The Know-It All is not as good as The Year of Living Biblically. There’s no bias in my reasoning, that I can identify: they’re both eminently enjoyable books, filled with musings about what it is to live. Jacobs’ more recent book, though, has a stronger narrative, a clearer through-line that gives shape to his experience in a way that the A-Z nature of this earlier book lacks.
I bought The Know-It All after L. gave me—and I so enjoyed--The Year of Living Biblically as a present. Jacobs spends a year reading the Encyclopaedia Britannica. More than anything -else, I was struck by how much I am occasionally like Jacobs: enjoying the sharing of obscure, only vaguely relevant bits of trivia and arcana. It can be compulsive.
While it was a meaningful experience for Jacobs, his summary of what he learned takes only a couple of paragraphs. Throughout, he shares interesting experiencing, tidbits of knowledge, and how he makes sense of the experience. Yet while having knowledge helps one in many ways (I’ve always wanted to know everything), I was bemused by the framing of the book, that of a quest to become smarter. It seems too trite, too simplistic a frame: this problem may well explain why I found The Year of Living Biblically to be that much more powerful a quest for meaning than The Know It-All.

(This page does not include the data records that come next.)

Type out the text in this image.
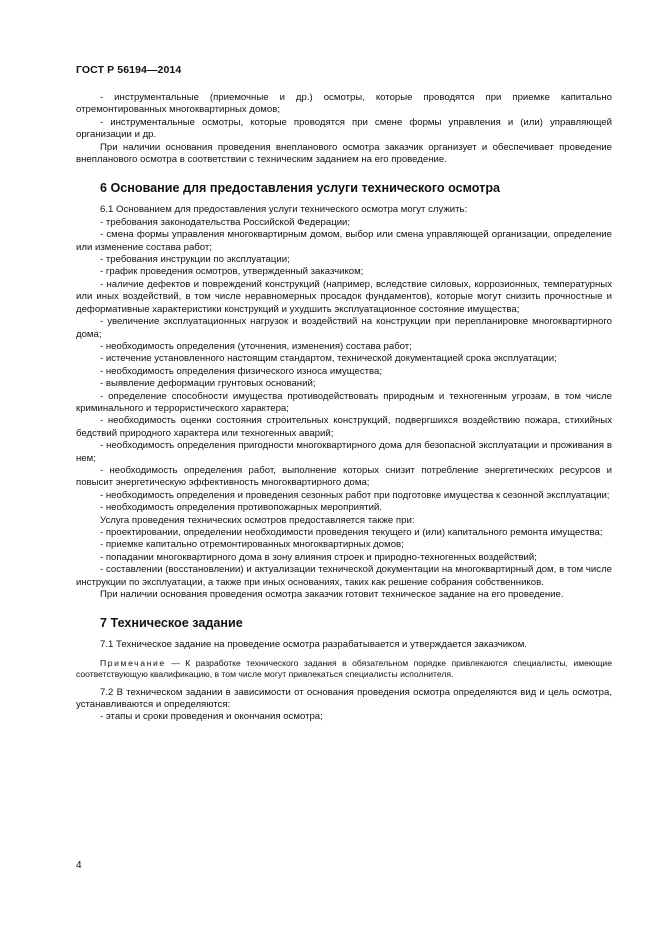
ГОСТ Р 56194—2014
- инструментальные (приемочные и др.) осмотры, которые проводятся при приемке капитально отремонтированных многоквартирных домов;
- инструментальные осмотры, которые проводятся при смене формы управления и (или) управляющей организации и др.
При наличии основания проведения внепланового осмотра заказчик организует и обеспечивает проведение внепланового осмотра в соответствии с техническим заданием на его проведение.
6 Основание для предоставления услуги технического осмотра
6.1 Основанием для предоставления услуги технического осмотра могут служить:
- требования законодательства Российской Федерации;
- смена формы управления многоквартирным домом, выбор или смена управляющей организации, определение или изменение состава работ;
- требования инструкции по эксплуатации;
- график проведения осмотров, утвержденный заказчиком;
- наличие дефектов и повреждений конструкций (например, вследствие силовых, коррозионных, температурных или иных воздействий, в том числе неравномерных просадок фундаментов), которые могут снизить прочностные и деформативные характеристики конструкций и ухудшить эксплуатационное состояние имущества;
- увеличение эксплуатационных нагрузок и воздействий на конструкции при перепланировке многоквартирного дома;
- необходимость определения (уточнения, изменения) состава работ;
- истечение установленного настоящим стандартом, технической документацией срока эксплуатации;
- необходимость определения физического износа имущества;
- выявление деформации грунтовых оснований;
- определение способности имущества противодействовать природным и техногенным угрозам, в том числе криминального и террористического характера;
- необходимость оценки состояния строительных конструкций, подвергшихся воздействию пожара, стихийных бедствий природного характера или техногенных аварий;
- необходимость определения пригодности многоквартирного дома для безопасной эксплуатации и проживания в нем;
- необходимость определения работ, выполнение которых снизит потребление энергетических ресурсов и повысит энергетическую эффективность многоквартирного дома;
- необходимость определения и проведения сезонных работ при подготовке имущества к сезонной эксплуатации;
- необходимость определения противопожарных мероприятий.
Услуга проведения технических осмотров предоставляется также при:
- проектировании, определении необходимости проведения текущего и (или) капитального ремонта имущества;
- приемке капитально отремонтированных многоквартирных домов;
- попадании многоквартирного дома в зону влияния строек и природно-техногенных воздействий;
- составлении (восстановлении) и актуализации технической документации на многоквартирный дом, в том числе инструкции по эксплуатации, а также при иных основаниях, таких как решение собрания собственников.
При наличии основания проведения осмотра заказчик готовит техническое задание на его проведение.
7 Техническое задание
7.1 Техническое задание на проведение осмотра разрабатывается и утверждается заказчиком.
Примечание — К разработке технического задания в обязательном порядке привлекаются специалисты, имеющие соответствующую квалификацию, в том числе могут привлекаться специалисты исполнителя.
7.2 В техническом задании в зависимости от основания проведения осмотра определяются вид и цель осмотра, устанавливаются и определяются:
- этапы и сроки проведения и окончания осмотра;
4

It’s an enjoyable book, and worth a read. You’ll pick up all sorts of interesting and completely useless bits of knowledge: Nathaniel Hawthorne was obsessed with the number 64; women in Peru wear yellow underwear on New Year’s; that the name of eggplant “comes from the white egg-shaped variety” (which may explain to my sister why the Brits insist on calling the eggplant that we know an “aubergine”); that “Etruscans sometimes wrote boustrophedon style, in which the direction of writing alternates with each line—right-to-left, then left-to-right”; that Mormons were the first settlers in Las Vegas... I expect you’ll get a bit better at Trivial Pursuit, reading it—though better still if you repeat Jacobs’ experiment!